1. Introdução


Qualquer viajante frequente já deve ter se perguntado que rotas as companhias aéreas oferecem a partir do lugar onde ele mora, de modo a poder viajar mais e sobretudo para lugares ainda desconhecidos. Para responder a esta pergunta, pode-se utilizar serviços web de pesquisa de voos, tais como o Skyscanner e o Google Flights, descobrindo a resposta trecho a trecho (ao mesmo tempo em que se verifica o preço da passagem), mas pode-se responder a esta mesma pergunta de forma mais sistemática, através de ferramentas de Data Science. A vantagem de sistematizar a informação acerca das rotas supracitadas, através de conjuntos de dados bem consolidados, é ir além das limitações encontradas nas ferramentas web tais quais as descritas anteriormente. Por exemplo:

1) Como garantir que nas ferramentas web existentes estão sendo exibidas todas as opções de rotas?

2) Como buscar voos com Stopover com quantidade de dias indeterminada?

3) Como buscar voos apenas de companhias aéreas que me dão pontos de fidelidade?

2. Fonte dos dados

É necessário que se tenha um banco de dados de rotas bem organizado.
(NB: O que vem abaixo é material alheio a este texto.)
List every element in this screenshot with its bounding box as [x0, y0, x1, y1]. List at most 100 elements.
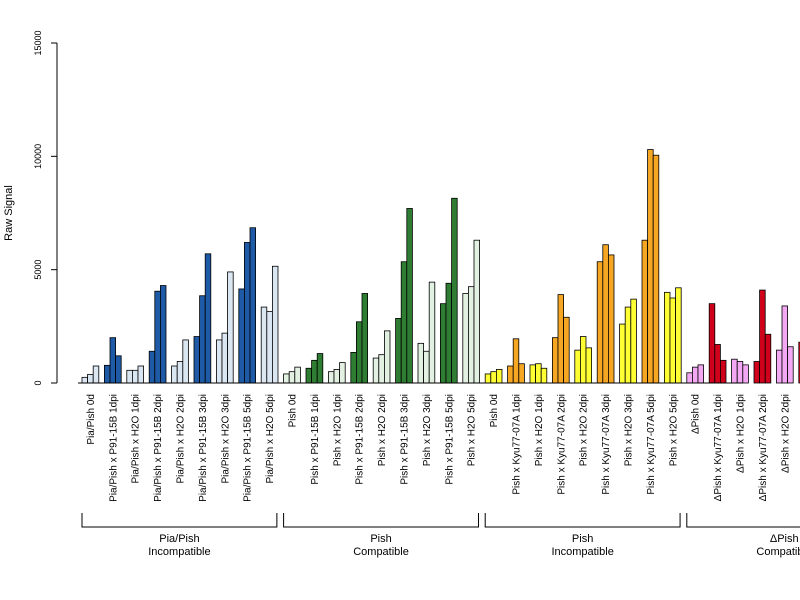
bar — [104, 364, 111, 384]
bar — [87, 373, 94, 384]
group-bracket — [81, 513, 278, 528]
bar — [266, 311, 273, 384]
y-tick-label: 0 — [33, 380, 43, 385]
bar — [193, 336, 200, 384]
x-tick-label: Pish x H2O 3dpi — [624, 394, 635, 466]
bar — [787, 346, 794, 384]
group-bracket — [283, 513, 479, 528]
bar — [305, 367, 312, 384]
bar — [260, 306, 268, 384]
x-tick-label: Pia/Pish x H2O 3dpi — [220, 394, 231, 484]
bar — [686, 372, 693, 384]
bars-layer — [81, 149, 800, 384]
bar — [652, 154, 660, 384]
bar — [423, 350, 430, 384]
x-tick-label: Pish x H2O 5dpi — [668, 394, 679, 466]
group-label-line1: Pia/Pish — [159, 533, 199, 545]
bar — [238, 288, 245, 384]
bar — [512, 338, 520, 384]
bar — [540, 367, 548, 384]
bar — [669, 297, 676, 384]
bar — [490, 371, 497, 384]
bar — [176, 361, 184, 384]
bar — [355, 321, 363, 384]
x-tick-label: Pish x Kyu77-07A 5dpi — [646, 394, 657, 495]
bar — [602, 244, 609, 384]
group-label-line1: ΔPish — [770, 533, 799, 545]
bar — [271, 265, 279, 384]
bar — [714, 344, 721, 384]
bar — [406, 208, 413, 384]
x-tick-label: Pish x H2O 2dpi — [377, 394, 388, 466]
x-tick-label: Pia/Pish x H2O 1dpi — [131, 394, 142, 484]
bar — [159, 285, 167, 384]
bar — [109, 337, 116, 384]
x-tick-labels: Pia/Pish 0d Pia/Pish x P91-15B 1dpi Pia/Pi… — [86, 394, 791, 502]
group-label-line2: Incompatible — [148, 546, 210, 558]
bar — [428, 281, 436, 384]
bar — [333, 368, 340, 384]
bar — [736, 361, 744, 384]
bar — [624, 306, 632, 384]
bar — [753, 361, 760, 384]
bar — [221, 332, 228, 384]
x-tick-label: Pish x H2O 2dpi — [579, 394, 590, 466]
bar — [675, 287, 682, 384]
x-tick-label: Pish x H2O 1dpi — [534, 394, 545, 466]
bar — [350, 351, 357, 384]
x-tick-label: Pish x P91-15B 2dpi — [355, 394, 366, 485]
group-label-line2: Incompatible — [551, 546, 613, 558]
bar — [798, 341, 800, 384]
bar — [243, 242, 251, 384]
bar — [339, 362, 346, 384]
bar — [316, 353, 324, 384]
bar — [552, 337, 559, 384]
x-tick-label: Pish x Kyu77-07A 2dpi — [556, 394, 567, 495]
x-tick-label: Pish x H2O 3dpi — [422, 394, 433, 466]
y-tick-label: 5000 — [33, 260, 43, 280]
bar — [204, 253, 212, 384]
bar — [182, 339, 189, 384]
bar — [126, 369, 133, 384]
bar — [81, 376, 88, 384]
bar — [647, 149, 654, 384]
x-tick-label: Pish x H2O 5dpi — [467, 394, 478, 466]
bar — [137, 365, 144, 384]
bar — [215, 339, 223, 384]
bar — [227, 271, 234, 384]
group-brackets: Pia/PishIncompatiblePishCompatiblePishIn… — [81, 513, 800, 558]
bar — [417, 342, 424, 384]
bar — [372, 357, 380, 384]
bar — [759, 289, 766, 384]
bar — [697, 364, 704, 384]
y-tick-label: 10000 — [33, 144, 43, 169]
bar — [148, 350, 156, 384]
bar — [395, 317, 402, 384]
bar — [529, 364, 536, 384]
x-tick-label: Pia/Pish x P91-15B 1dpi — [108, 394, 119, 502]
bar — [400, 261, 408, 384]
x-tick-label: ΔPish x Kyu77-07A 2dpi — [758, 394, 769, 501]
x-tick-label: ΔPish 0d — [691, 394, 702, 434]
x-tick-label: ΔPish x Kyu77-07A 1dpi — [713, 394, 724, 501]
bar — [692, 366, 699, 384]
y-axis-label: Raw Signal — [3, 185, 15, 241]
x-tick-label: Pish x P91-15B 3dpi — [400, 394, 411, 485]
group-label-line2: Compatible — [756, 546, 800, 558]
bar — [171, 365, 178, 384]
group-bracket — [484, 513, 681, 528]
bar — [378, 354, 385, 384]
x-tick-label: Pish 0d — [288, 394, 299, 427]
x-tick-label: Pia/Pish x P91-15B 5dpi — [243, 394, 254, 502]
bar — [92, 365, 100, 384]
bar — [563, 316, 570, 384]
bar — [630, 298, 637, 384]
bar — [484, 373, 492, 384]
x-tick-label: Pia/Pish x P91-15B 3dpi — [198, 394, 209, 502]
bar — [154, 290, 161, 384]
bar — [473, 239, 480, 384]
bar — [731, 358, 738, 384]
bar — [383, 330, 391, 384]
x-tick-label: Pish x P91-15B 1dpi — [310, 394, 321, 485]
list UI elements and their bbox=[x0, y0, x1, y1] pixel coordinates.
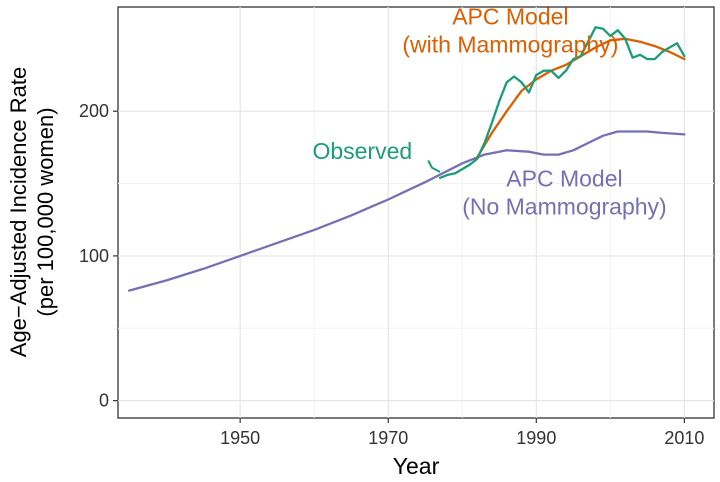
series-lines bbox=[127, 26, 686, 292]
x-tick-label: 1990 bbox=[516, 428, 556, 448]
annotation-no_mammography: APC Model (No Mammography) bbox=[462, 165, 667, 219]
observed-pointer bbox=[427, 159, 441, 173]
y-axis-title-line-2: (per 100,000 women) bbox=[33, 107, 58, 316]
y-tick-label: 200 bbox=[79, 101, 109, 121]
gridlines bbox=[118, 7, 714, 418]
x-tick-label: 2010 bbox=[664, 428, 704, 448]
y-axis-title: Age−Adjusted Incidence Rate (per 100,000… bbox=[6, 67, 58, 357]
annotation-line: (No Mammography) bbox=[462, 193, 667, 219]
annotation-line: Observed bbox=[312, 138, 412, 164]
x-tick-label: 1950 bbox=[220, 428, 260, 448]
series-line-no_mammography bbox=[127, 130, 686, 292]
y-tick-label: 100 bbox=[79, 246, 109, 266]
annotation-with_mammography: APC Model (with Mammography) bbox=[402, 3, 618, 57]
annotation-line: (with Mammography) bbox=[402, 31, 618, 57]
plot-panel bbox=[117, 6, 715, 419]
x-tick-label: 1970 bbox=[368, 428, 408, 448]
annotation-line: APC Model bbox=[506, 165, 622, 191]
axes: 1950 1970 1990 2010 0 100 200 bbox=[79, 101, 704, 448]
annotation-observed: Observed bbox=[312, 138, 412, 164]
annotation-line: APC Model bbox=[452, 3, 568, 29]
y-tick-label: 0 bbox=[99, 391, 109, 411]
y-axis-title-line-1: Age−Adjusted Incidence Rate bbox=[6, 67, 31, 357]
x-axis-title: Year bbox=[393, 453, 440, 479]
series-line-observed bbox=[438, 26, 686, 179]
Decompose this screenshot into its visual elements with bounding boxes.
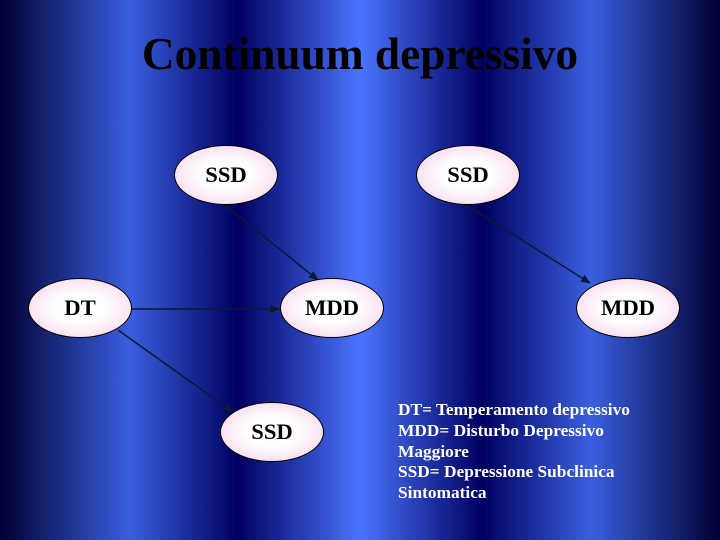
node-label: SSD xyxy=(251,419,293,445)
node-ssd-top-left: SSD xyxy=(174,145,278,205)
node-label: SSD xyxy=(447,162,489,188)
slide-canvas: Continuum depressivo SSD SSD DT MDD MDD … xyxy=(0,0,720,540)
node-label: MDD xyxy=(601,295,655,321)
node-label: DT xyxy=(64,295,95,321)
slide-title: Continuum depressivo xyxy=(0,28,720,80)
edge-arrow xyxy=(118,330,233,412)
node-mdd-center: MDD xyxy=(280,278,384,338)
legend-line: DT= Temperamento depressivo xyxy=(398,400,630,421)
node-label: SSD xyxy=(205,162,247,188)
edge-arrow xyxy=(226,206,318,280)
node-ssd-top-right: SSD xyxy=(416,145,520,205)
legend-line: Sintomatica xyxy=(398,483,630,504)
legend-line: MDD= Disturbo Depressivo xyxy=(398,421,630,442)
legend-line: Maggiore xyxy=(398,442,630,463)
node-ssd-bottom: SSD xyxy=(220,402,324,462)
node-mdd-right: MDD xyxy=(576,278,680,338)
edge-arrow xyxy=(468,206,590,283)
node-label: MDD xyxy=(305,295,359,321)
legend: DT= Temperamento depressivo MDD= Disturb… xyxy=(398,400,630,504)
legend-line: SSD= Depressione Subclinica xyxy=(398,462,630,483)
node-dt: DT xyxy=(28,278,132,338)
Felizmente, existem alguns conjuntos de dados deste tipo, por exemplo o disponibilizado pelo OpenFlights, que tem dados disponíveis acerca de:

  • Aeroportos;

  • Companhias Aéreas; e

  • Rotas de Voo.

    Pode-se fazer o download desses dados no endereço https://www.kaggle.com/open-flights/datasets , no qual estão distribuídos os 3 conjuntos de dados supracitados em formato CSV.

3. Possíveis Perguntas

De posso dos conjuntos de dados supracitados, pode-se elencar uma série de possíveis perguntas, tais quais as expostas a seguir:

1) Que países possuem mais companhias aéreas?

2) Que países possuem mais aeroportos?

3) Quais são os aeroportos existentes em uma localidade determinada?

4) Que cidades possuem mais aeroportos?

5) Que aeroportos estão localizados em altitudes extremas?

6) Em que países chegam mais rotas de voos?

7) De quais países saem mais companhias aéreas?

8) Que companhias aéreas possuem mais rotas de voo?

9) Que companhias aéreas vão a mais países?

10) Que rotas possuem a maior quantidade de voos?

11) Que rotas possuem a maior quantidade de companhias aéreas?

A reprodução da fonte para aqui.